An improved point-to-surface contact algorithm with penalty method for peridynamics

TL;DR

This paper introduces an improved point-to-surface contact algorithm for peridynamics that accurately identifies surface particles and computes contact forces, enhancing simulation precision for complex geometries.

Contribution

The paper proposes a novel contact model for peridynamics that automatically recognizes external surface particles and accurately calculates contact forces using an eigenvalue method and Verlet list.

Findings

High accuracy in predicting contact forces and deformations

Alignment with classical Hertz contact theory

Effective handling of complex contact scenarios

Abstract

It is significantly challenging to obtain accurate contact forces in peridynamics (PD) simulations due to the difficulty of surface particles identification, particularly for complex geometries.

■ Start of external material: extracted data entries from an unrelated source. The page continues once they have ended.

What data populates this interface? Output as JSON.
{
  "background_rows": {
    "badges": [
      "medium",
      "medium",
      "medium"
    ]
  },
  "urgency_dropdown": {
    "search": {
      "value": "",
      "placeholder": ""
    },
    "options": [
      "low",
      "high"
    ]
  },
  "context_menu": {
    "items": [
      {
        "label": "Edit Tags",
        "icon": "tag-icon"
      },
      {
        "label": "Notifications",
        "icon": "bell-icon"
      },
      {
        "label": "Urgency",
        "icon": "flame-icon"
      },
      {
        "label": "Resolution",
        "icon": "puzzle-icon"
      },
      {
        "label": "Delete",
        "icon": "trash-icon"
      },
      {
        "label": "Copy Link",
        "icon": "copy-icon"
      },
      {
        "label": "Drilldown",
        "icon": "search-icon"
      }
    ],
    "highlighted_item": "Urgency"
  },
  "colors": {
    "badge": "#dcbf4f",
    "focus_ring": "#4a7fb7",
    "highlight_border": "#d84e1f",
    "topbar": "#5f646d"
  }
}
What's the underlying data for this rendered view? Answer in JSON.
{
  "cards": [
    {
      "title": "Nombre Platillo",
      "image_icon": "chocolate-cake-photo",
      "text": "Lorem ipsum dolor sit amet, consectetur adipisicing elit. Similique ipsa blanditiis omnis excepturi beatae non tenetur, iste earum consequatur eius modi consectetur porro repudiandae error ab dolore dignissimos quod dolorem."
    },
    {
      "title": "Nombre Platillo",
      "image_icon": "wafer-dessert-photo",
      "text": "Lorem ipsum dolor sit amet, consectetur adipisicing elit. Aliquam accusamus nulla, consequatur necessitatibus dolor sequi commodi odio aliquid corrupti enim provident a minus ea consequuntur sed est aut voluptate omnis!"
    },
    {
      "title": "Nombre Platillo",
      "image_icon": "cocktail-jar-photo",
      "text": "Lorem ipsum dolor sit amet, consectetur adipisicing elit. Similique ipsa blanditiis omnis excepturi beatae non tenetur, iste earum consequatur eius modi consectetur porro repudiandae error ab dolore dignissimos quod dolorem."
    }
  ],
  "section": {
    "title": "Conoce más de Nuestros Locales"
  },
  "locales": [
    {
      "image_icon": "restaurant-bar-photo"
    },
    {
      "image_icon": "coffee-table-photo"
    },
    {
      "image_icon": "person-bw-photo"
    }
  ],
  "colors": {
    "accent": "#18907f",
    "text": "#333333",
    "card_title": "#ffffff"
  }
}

Here, an improved point-to-surface contact model is proposed for PD with high accuracy. First, the outer surface is identified using the eigenvalue method and then we construct a Verlet list to identify potential contact particle pairs efficiently. Subsequently, a point-to-surface contact search algorithm is utilized to determine precise contact locations with the penalty function method calculating the contact force. Finally, the accuracy of this point-to-surface contact model is validated through several representative contact examples. The results demonstrate that the point-to-surface contact model model can predict contact forces and deformations with high accuracy, aligning well with the classical Hertz contact theory solutions. This work presents a contact model for PD that automatically recognizes external surface particles and accurately calculates the contact force, which provides guidance for the study of multi-body contact as well as complex contact situations.